GMLake introduces a unique memory allocation strategy, employing a mechanism called Virtual Memory Stitching (VMS). This mechanism addresses fragmentation by effectively combining non-contiguous memory blocks, mapped through virtual memory addresses. This approach is novel in that it bypasses the need for contiguous physical memory, which is a common constraint in conventional caching allocators. The GMLake allocator works by creating a virtual memory pool, organized into primitive memory pools and stitched memory pools, to facilitate efficient allocation.

Numerical Results and Implications

The empirical evaluations of GMLake demonstrate significant reductions in memory usage and fragmentation across various large-scale models and training configurations. On Nvidia A100 GPUs, the framework shows a reduction in GPU memory usage by an average of 9.2 GB, reaching up to 25 GB, and a decrease in fragmentation by 15%, peaking at 33% across multiple LLMs. These results suggest that GMLake can effectively enhance the execution of resource-intensive DNN tasks without compromising training throughput.

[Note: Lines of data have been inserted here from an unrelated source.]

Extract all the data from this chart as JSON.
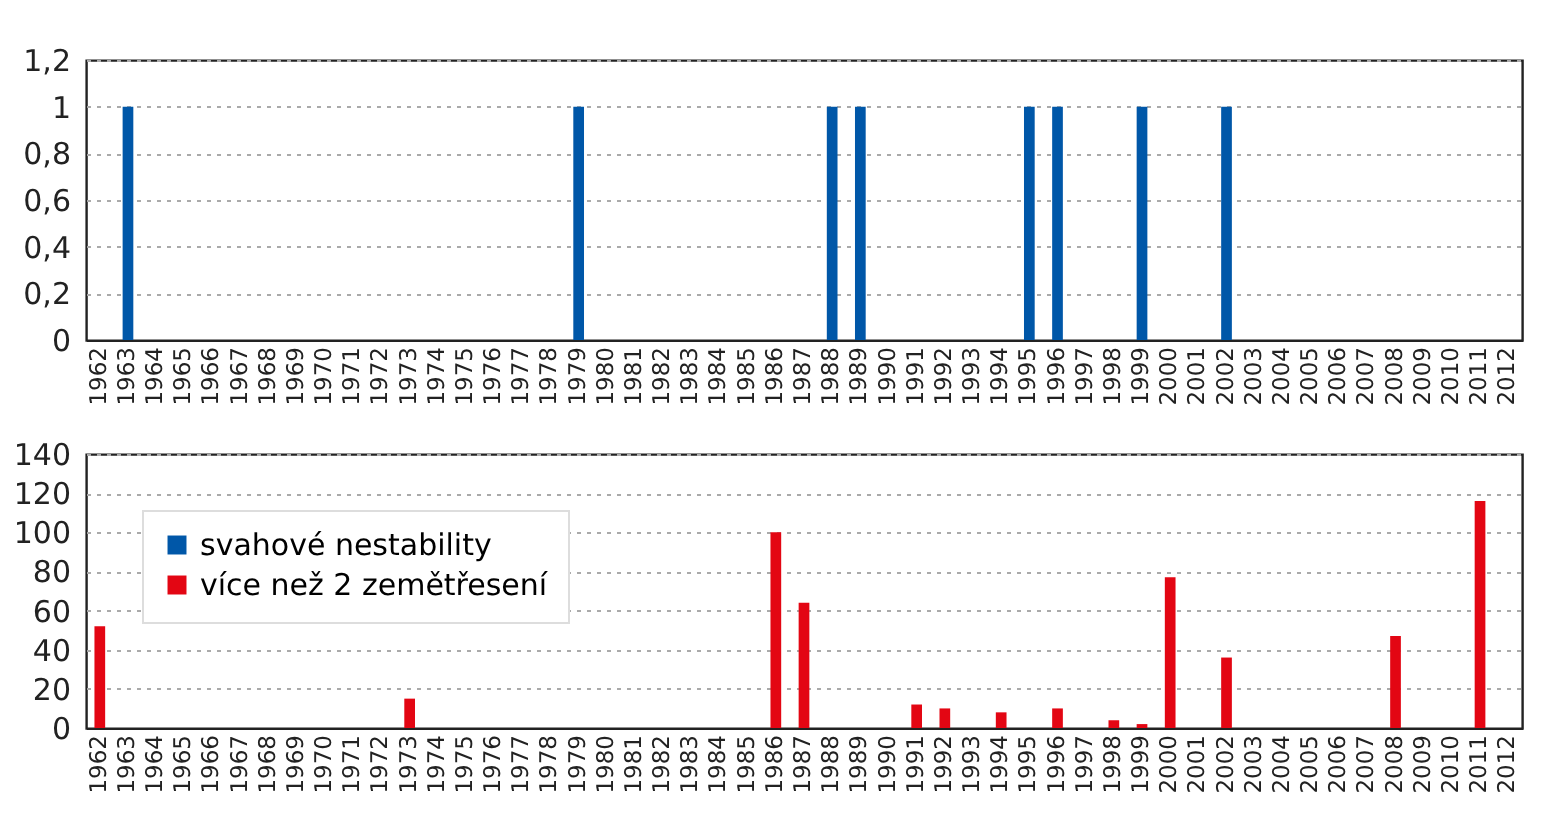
{
  "chart_data": [
    {
      "type": "bar",
      "categories": [
        "1962",
        "1963",
        "1964",
        "1965",
        "1966",
        "1967",
        "1968",
        "1969",
        "1970",
        "1971",
        "1972",
        "1973",
        "1974",
        "1975",
        "1976",
        "1977",
        "1978",
        "1979",
        "1980",
        "1981",
        "1982",
        "1983",
        "1984",
        "1985",
        "1986",
        "1987",
        "1988",
        "1989",
        "1990",
        "1991",
        "1992",
        "1993",
        "1994",
        "1995",
        "1996",
        "1997",
        "1998",
        "1999",
        "2000",
        "2001",
        "2002",
        "2003",
        "2004",
        "2005",
        "2006",
        "2007",
        "2008",
        "2009",
        "2010",
        "2011",
        "2012"
      ],
      "series": [
        {
          "name": "svahové nestability",
          "color": "#0057a8",
          "values": [
            null,
            1,
            null,
            null,
            null,
            null,
            null,
            null,
            null,
            null,
            null,
            null,
            null,
            null,
            null,
            null,
            null,
            1,
            null,
            null,
            null,
            null,
            null,
            null,
            null,
            null,
            1,
            1,
            null,
            null,
            null,
            null,
            null,
            1,
            1,
            null,
            null,
            1,
            null,
            null,
            1,
            null,
            null,
            null,
            null,
            null,
            null,
            null,
            null,
            null,
            null
          ]
        }
      ],
      "ylim": [
        0,
        1.2
      ],
      "yticks": [
        0,
        {
          "value": 0.2,
          "label": "0,2"
        },
        {
          "value": 0.4,
          "label": "0,4"
        },
        {
          "value": 0.6,
          "label": "0,6"
        },
        {
          "value": 0.8,
          "label": "0,8"
        },
        1,
        {
          "value": 1.2,
          "label": "1,2"
        }
      ],
      "grid": "y",
      "legend": "bottom"
    },
    {
      "type": "bar",
      "categories": [
        "1962",
        "1963",
        "1964",
        "1965",
        "1966",
        "1967",
        "1968",
        "1969",
        "1970",
        "1971",
        "1972",
        "1973",
        "1974",
        "1975",
        "1976",
        "1977",
        "1978",
        "1979",
        "1980",
        "1981",
        "1982",
        "1983",
        "1984",
        "1985",
        "1986",
        "1987",
        "1988",
        "1989",
        "1990",
        "1991",
        "1992",
        "1993",
        "1994",
        "1995",
        "1996",
        "1997",
        "1998",
        "1999",
        "2000",
        "2001",
        "2002",
        "2003",
        "2004",
        "2005",
        "2006",
        "2007",
        "2008",
        "2009",
        "2010",
        "2011",
        "2012"
      ],
      "series": [
        {
          "name": "více než 2 zemětřesení",
          "color": "#e30613",
          "values": [
            52,
            null,
            null,
            null,
            null,
            null,
            null,
            null,
            null,
            null,
            null,
            15,
            null,
            null,
            null,
            null,
            null,
            null,
            null,
            null,
            null,
            null,
            null,
            null,
            100,
            64,
            null,
            null,
            null,
            12,
            10,
            null,
            8,
            null,
            10,
            null,
            4,
            2,
            77,
            null,
            36,
            null,
            null,
            null,
            null,
            null,
            47,
            null,
            null,
            116,
            null
          ]
        }
      ],
      "ylim": [
        0,
        140
      ],
      "yticks": [
        0,
        20,
        40,
        60,
        80,
        100,
        120,
        140
      ],
      "grid": "y",
      "legend": "top left"
    }
  ]
}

Theoretical and Practical Implications

From a theoretical perspective, GMLake's approach to defragmentation and memory management could pave the way for further research into optimizing existing DL frameworks. By integrating VMS, researchers can explore novel algorithms that capitalize on non-contiguous memory mapping to minimize overhead and maximize resource usage.

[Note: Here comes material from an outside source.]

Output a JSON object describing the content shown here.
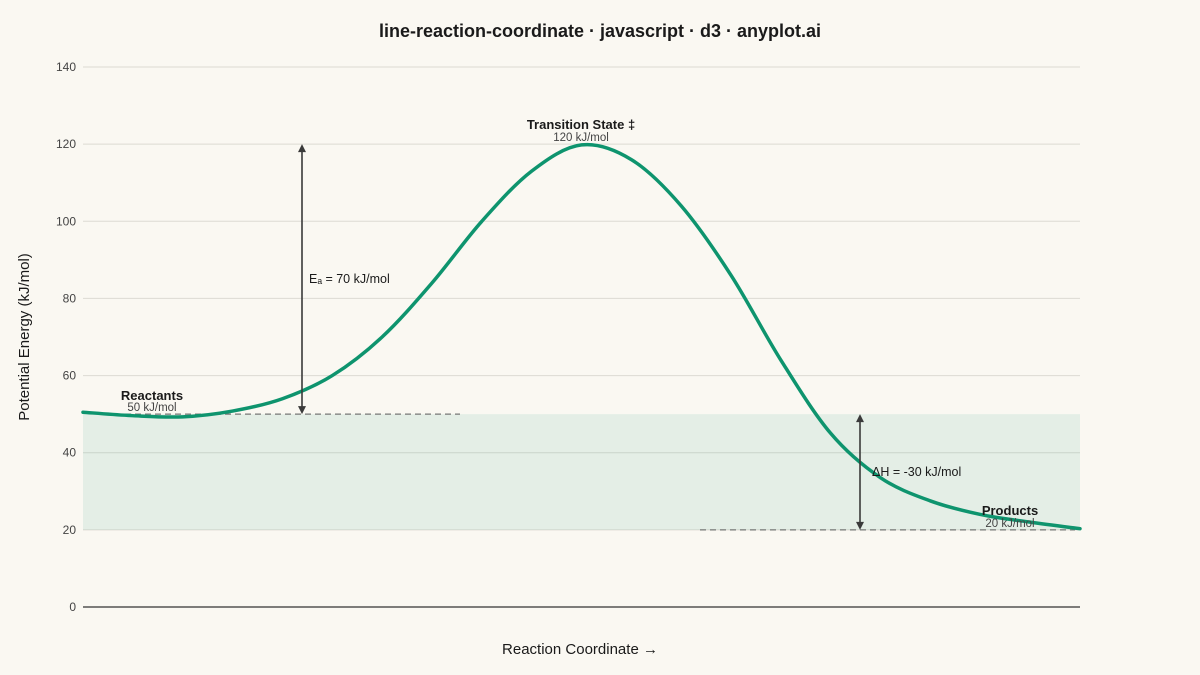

Practically, the adoption of GMLake in mainstream deep learning frameworks has the potential to significantly impact how large-scale models are trained, particularly in environments where memory resources are a primary bottleneck. The seamless integration of GMLake promises minimal disruption while offering substantial improvements in memory efficiency.

Future Directions

The insights provided by this research open avenues for further explorations, including adaptation for other hardware accelerators beyond GPUs, such as TPUs or custom ASICs designed for AI workloads. Additionally, the techniques described in GMLake can be extended to offer more granular control over memory allocation, potentially benefiting applications in real-time machine learning systems where predictable memory usage is critical.

In summary, the GMLake framework provides a powerful solution for mitigating memory fragmentation in modern DL frameworks, reinforcing the scalability and sustainability of large-scale DNN deployments. This research is a step forward in optimizing AI infrastructure, ensuring that computational resources are used efficiently and effectively.